Background: There is uncertainty about the proper role of defibrillation testing (DT) at the time of implantable cardioverter defibrillator (ICD) insertion.
Methods: A prospective registry was conducted at 13 sites in Canada between January 2006 and October 2007.
Objectives: To document the details of DT, the reasons for not conducting DT, and the costs and complications associated with DT.

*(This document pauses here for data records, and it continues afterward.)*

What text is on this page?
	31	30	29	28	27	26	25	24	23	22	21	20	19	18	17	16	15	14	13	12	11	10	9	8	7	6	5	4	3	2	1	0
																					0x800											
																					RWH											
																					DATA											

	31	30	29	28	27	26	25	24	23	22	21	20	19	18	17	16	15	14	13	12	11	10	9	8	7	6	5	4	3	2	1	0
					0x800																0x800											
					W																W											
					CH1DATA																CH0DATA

Results: DT was conducted at implantation in 230 of 361 patients (64%). DT was more likely to be conducted for new implants compared with impulse generator replacements (71% vs 32%, P = 0.0001), but was similar for primary and secondary prevention indications (64% vs 63%, P = NS). Among patients not having DT, the reason(s) given were: considered unnecessary (44%); considered unsafe, mainly due to persistent atrial fibrillation (37%); lack of an anesthetist (20%); and, patient or physician preference (6%). When performed, DT consisted of a single successful shock > or = 10J below maximum device output in 65% of cases. A 10J safety-margin was met by 97% of patients, requiring system modification in 2.3%. Major perioperative complications occurred in 4.4% of patients having DT versus 6.6% of patients not having DT (P = NS). ICD insertion was $844 more expensive for patients having DT (P = 0.16), largely due to increased costs ($28,017 vs $24,545) among patients having impulse generator replacement (P = 0.02).
Conclusions: DT was not performed in a third of ICD implants, usually due to a perceived lack of need or relative contraindication.